The Intersection of Real-World Data and Machine Learning for Clinical Research

By Allison Proffitt 

June 15, 2021 | Personalized medicine—as we use the term today—offers the promise of tailor-made treatment strategies for individual patients, but really personalized medicine is nothing new, said Jose-Felipe Golib-Dzib, project lead at Janssen R&D, to the virtual audience at last week’s DECODE: AI for Pharmaceuticals forum

“The practice of medicine has always been about treating each patient individually,” Golib-Dzib said, “and clinicians have long observed that different patients respond differently to medical intervention.” 

Patients will benefit faster if we consolidate and enrich patient-level data, Golib-Dzib argued, augmenting clinical data with medical records, patient-reported data, claims data, medical imaging, genetic profiling, and more. The combined real-world data becomes regulatory grade when it is compiled and applied to a specific research question. 

“In addition to data harmonization, specialized tools are needed to implement validated methodologies to produce evidence in a timely, transparent, and reliable way,” he added.

Once the data are gathered and harmonized, platforms designed with privacy and local regulations can enable learning across hospital systems. For example, Golib-Dzib presented a federated data model. Data custodians at different hospitals or research centers maintain their data in private databases, and the data flow into local data models that are connected with a global data model on a federated server. 

“A federated learning in healthcare requires a bidirectional communication system to allow the emergence of an integrative global model that receives contributions iteratively from all data custodians. Therefore, each data custodian receives evidence based not only on their own data, but data from others that would remain unavailable if working in isolation.” 

These consolidated data will certainly be more powerful than if each institution was limited to their own data. The model will allow us to more quickly progress from collection to analysis to prediction and finally to prescription. 

“In the future, we can use the scientific insights obtained from the application of machine learning and artificial intelligence, for instance, to prevent  and intercept diseases in novel ways,” Golib-Dzib said. “A future where we experience such a transformational coming-of-age having a positive effect in relatives, in our communities, and in all patients globally.”

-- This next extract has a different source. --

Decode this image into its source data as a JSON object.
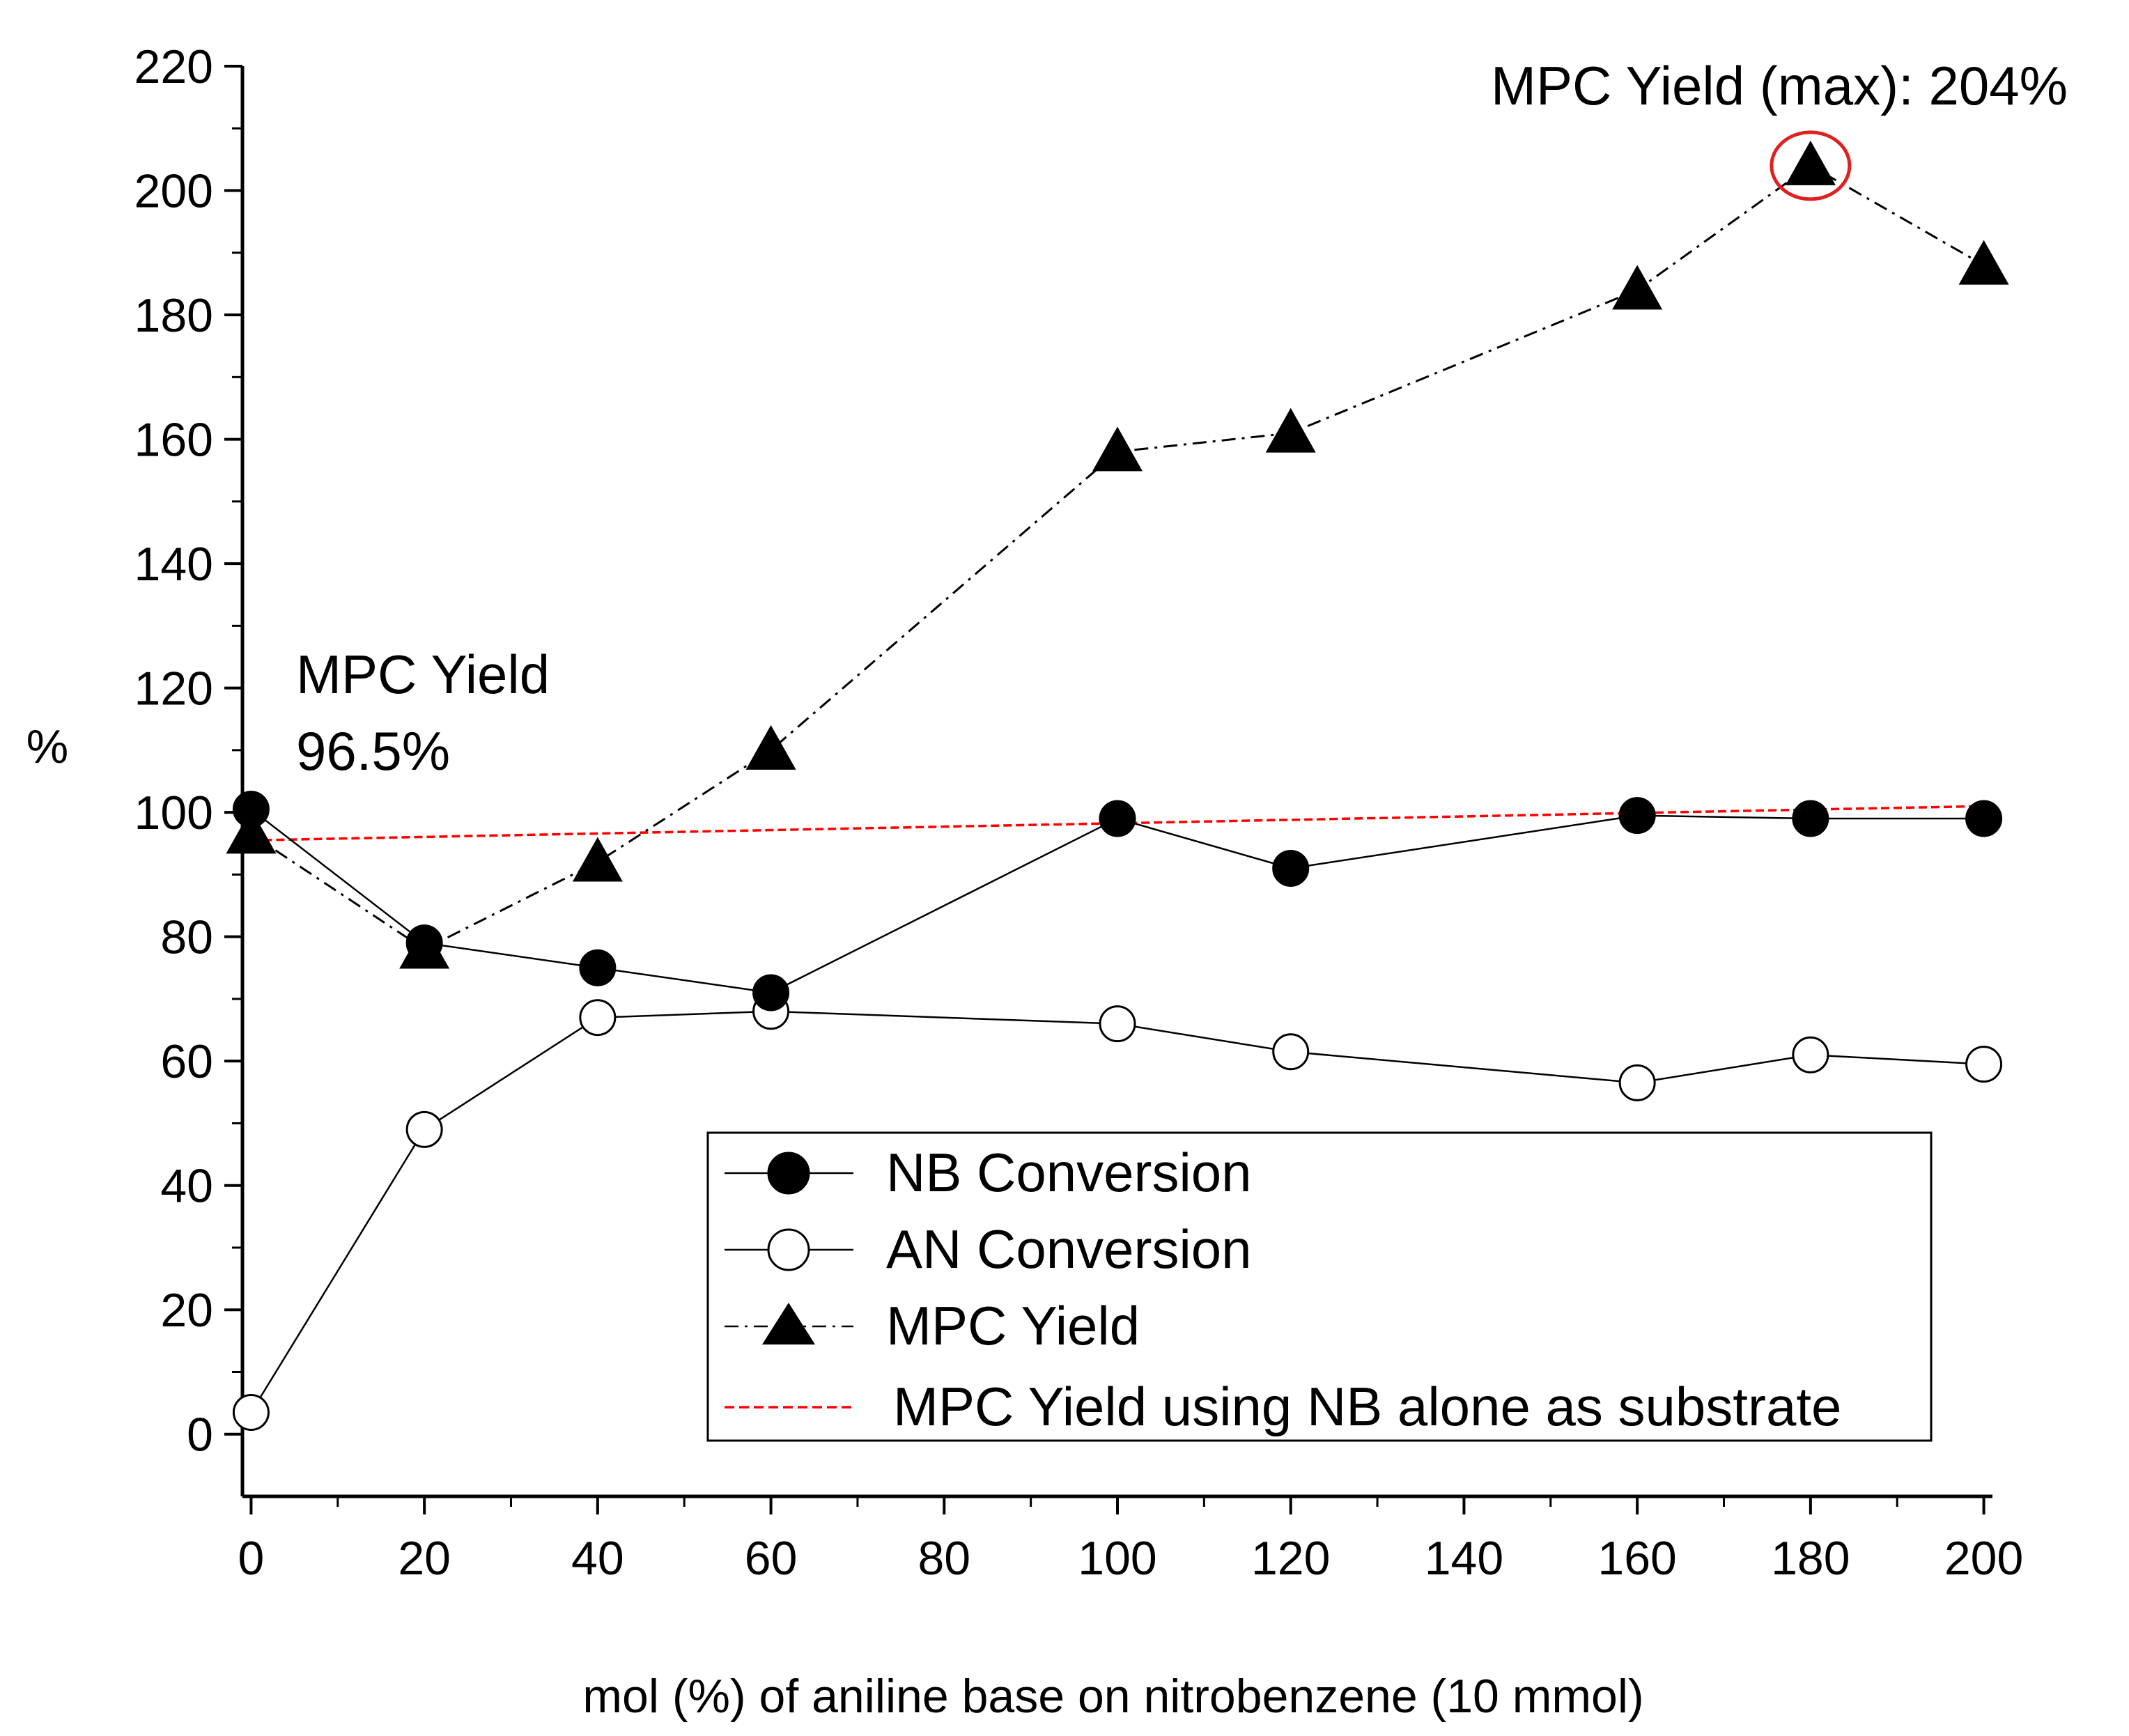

Machine Learning Use Cases in Pharma 

With that vision cast, Christos Chatzichristos, a postdoctoral researcher at Janssen, outlined some of Janssen’s use cases for machine learning and the outcomes expected from broader use for ML.

Machine learning models can create novel insight into disease pathways, benchmark care pathways and their impact on outcomes, and predict future disease states, stratifying patients based on current clinical state and available history, Chatzichristos explained. He expects broader use of pragmatic trials, which will be designed with machine learning tools to study the real-world effectiveness of an intervention in a broader patient group, and ML-designed study control arms. 

“But how can we provide enough data to the machine learning models to give us accurate predictions?” Chatzichristos asked. The answer is augmented real-world data comprising EHR data, clinical data, imaging data, claims data, patient-reported outcomes, ‘omics data, and more. RWD can enhance the understanding of a patient’s disease trajectory, he said.

Unfortunately, our RWD are heavily underutilized, he said. RWD is heterogenous, unstructured, and of inconsistent quality. It is siloed in medical archive systems. And significant issues remain around data security, ownership, privacy and patient consent. 

If we could fully use RWD, Chatzichristos predicts that our current problem would be reversed.

“The main difficulty in biomedical machine learning applications is the lack of data,” he said. “With the use of real-world data obtained from everyday clinical routines, the problem can be reversed. We have a lot of data, but we still lack the knowledge of appropriate machine learning tools with which we will explore our big data.”  

Chatzichristos does not doubt that the future is near though; it is only a matter of time and collaboration.

“Real-world data and machine learning models can facilitate personalized medicine,” he said. “We need the cooperation of clinicians, doctors, engineers, biomedical companies, universities, and of course the patients themselves in order to fully exploit the power of personalized medicine.”